In my example above, making an empty list truthy would cause this change:

(def map1 (f xs)
"Returns a list containing the result of function 'f' applied to every element of 'xs'."
- (if xs
+ (if (~empty? xs)
(cons (f car.xs)
(map1 f cdr.xs))))

We can argue how important this is, but disambiguation does definitely make Arc programs less terse.

- the assumption baked into this argument is that cdr of an empty list returns an empty list. Switching nil to #f and letting empty list be truthy avoids this problem.

- Good names are important. ~empty? isn't really a fair characterization. Lumen uses (some? xs).
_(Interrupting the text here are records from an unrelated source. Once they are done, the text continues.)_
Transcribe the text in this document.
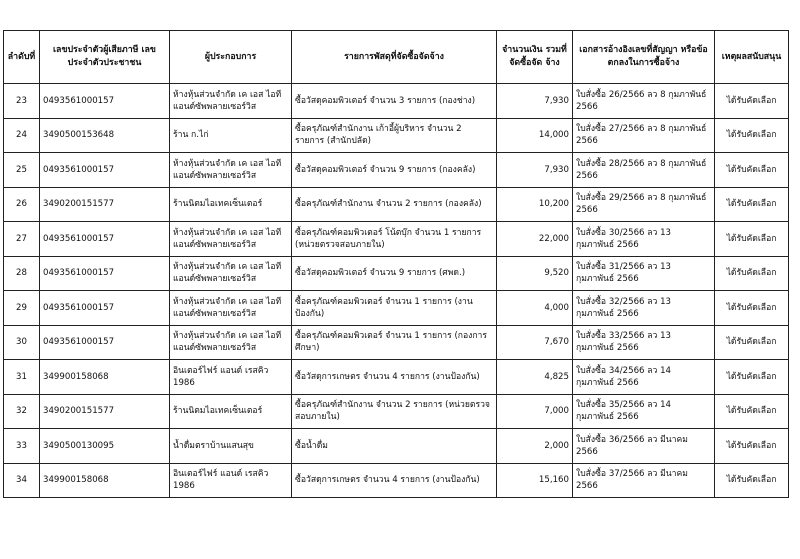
ลำดับที่	เลขประจำตัวผู้เสียภาษี เลขประจำตัวประชาชน	ผู้ประกอบการ	รายการพัสดุที่จัดซื้อจัดจ้าง	จำนวนเงิน รวมที่จัดซื้อจัด จ้าง	เอกสารอ้างอิงเลขที่สัญญา หรือข้อตกลงในการซื้อจ้าง	เหตุผลสนับสนุน
23	0493561000157	ห้างหุ้นส่วนจำกัด เค เอส ไอที แอนด์ซัพพลายเซอร์วิส	ซื้อวัสดุคอมพิวเตอร์ จำนวน 3 รายการ (กองช่าง)	7,930	ใบสั่งซื้อ 26/2566 ลว 8 กุมภาพันธ์ 2566	ได้รับคัดเลือก
24	3490500153648	ร้าน ก.ไก่	ซื้อครุภัณฑ์สำนักงาน เก้าอี้ผู้บริหาร จำนวน 2 รายการ (สำนักปลัด)	14,000	ใบสั่งซื้อ 27/2566 ลว 8 กุมภาพันธ์ 2566	ได้รับคัดเลือก
25	0493561000157	ห้างหุ้นส่วนจำกัด เค เอส ไอที แอนด์ซัพพลายเซอร์วิส	ซื้อวัสดุคอมพิวเตอร์ จำนวน 9 รายการ (กองคลัง)	7,930	ใบสั่งซื้อ 28/2566 ลว 8 กุมภาพันธ์ 2566	ได้รับคัดเลือก
26	3490200151577	ร้านนิตมไอเทคเซ็นเตอร์	ซื้อครุภัณฑ์สำนักงาน จำนวน 2 รายการ (กองคลัง)	10,200	ใบสั่งซื้อ 29/2566 ลว 8 กุมภาพันธ์ 2566	ได้รับคัดเลือก
27	0493561000157	ห้างหุ้นส่วนจำกัด เค เอส ไอที แอนด์ซัพพลายเซอร์วิส	ซื้อครุภัณฑ์คอมพิวเตอร์ โน้ตบุ๊ก จำนวน 1 รายการ (หน่วยตรวจสอบภายใน)	22,000	ใบสั่งซื้อ 30/2566 ลว 13 กุมภาพันธ์ 2566	ได้รับคัดเลือก
28	0493561000157	ห้างหุ้นส่วนจำกัด เค เอส ไอที แอนด์ซัพพลายเซอร์วิส	ซื้อวัสดุคอมพิวเตอร์ จำนวน 9 รายการ (ศพด.)	9,520	ใบสั่งซื้อ 31/2566 ลว 13 กุมภาพันธ์ 2566	ได้รับคัดเลือก
29	0493561000157	ห้างหุ้นส่วนจำกัด เค เอส ไอที แอนด์ซัพพลายเซอร์วิส	ซื้อครุภัณฑ์คอมพิวเตอร์ จำนวน 1 รายการ (งานป้องกัน)	4,000	ใบสั่งซื้อ 32/2566 ลว 13 กุมภาพันธ์ 2566	ได้รับคัดเลือก
30	0493561000157	ห้างหุ้นส่วนจำกัด เค เอส ไอที แอนด์ซัพพลายเซอร์วิส	ซื้อครุภัณฑ์คอมพิวเตอร์ จำนวน 1 รายการ (กองการศึกษา)	7,670	ใบสั่งซื้อ 33/2566 ลว 13 กุมภาพันธ์ 2566	ได้รับคัดเลือก
31	349900158068	อินเตอร์ไฟร์ แอนด์ เรสคิว 1986	ซื้อวัสดุการเกษตร จำนวน 4 รายการ (งานป้องกัน)	4,825	ใบสั่งซื้อ 34/2566 ลว 14 กุมภาพันธ์ 2566	ได้รับคัดเลือก
32	3490200151577	ร้านนิตมไอเทคเซ็นเตอร์	ซื้อครุภัณฑ์สำนักงาน จำนวน 2 รายการ (หน่วยตรวจสอบภายใน)	7,000	ใบสั่งซื้อ 35/2566 ลว 14 กุมภาพันธ์ 2566	ได้รับคัดเลือก
33	3490500130095	น้ำดื่มตราบ้านแสนสุข	ซื้อน้ำดื่ม	2,000	ใบสั่งซื้อ 36/2566 ลว มีนาคม 2566	ได้รับคัดเลือก
34	349900158068	อินเตอร์ไฟร์ แอนด์ เรสคิว 1986	ซื้อวัสดุการเกษตร จำนวน 4 รายการ (งานป้องกัน)	15,160	ใบสั่งซื้อ 37/2566 ลว มีนาคม 2566	ได้รับคัดเลือก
There is also another way: Update `no` to be (or (is x nil) (empty x)), and then use (~no xs).

For what it's worth, my approach here is pattern-matching. In Lathe Comforts for Racket I implement a macro `expect` which expands to Racket's `match` like so:

If Arc came with a similar pattern-matching DSL and `expect`, we could write this:

(def map1 (f xs)
(expect xs (cons x xs) ()
(cons (f x) (map1 f xs))))

The line "expect xs (cons x xs) ()" conveys "If xs isn't a cons cell, finish with an empty list. Otherwise, proceed with x and xs bound to its car and cdr."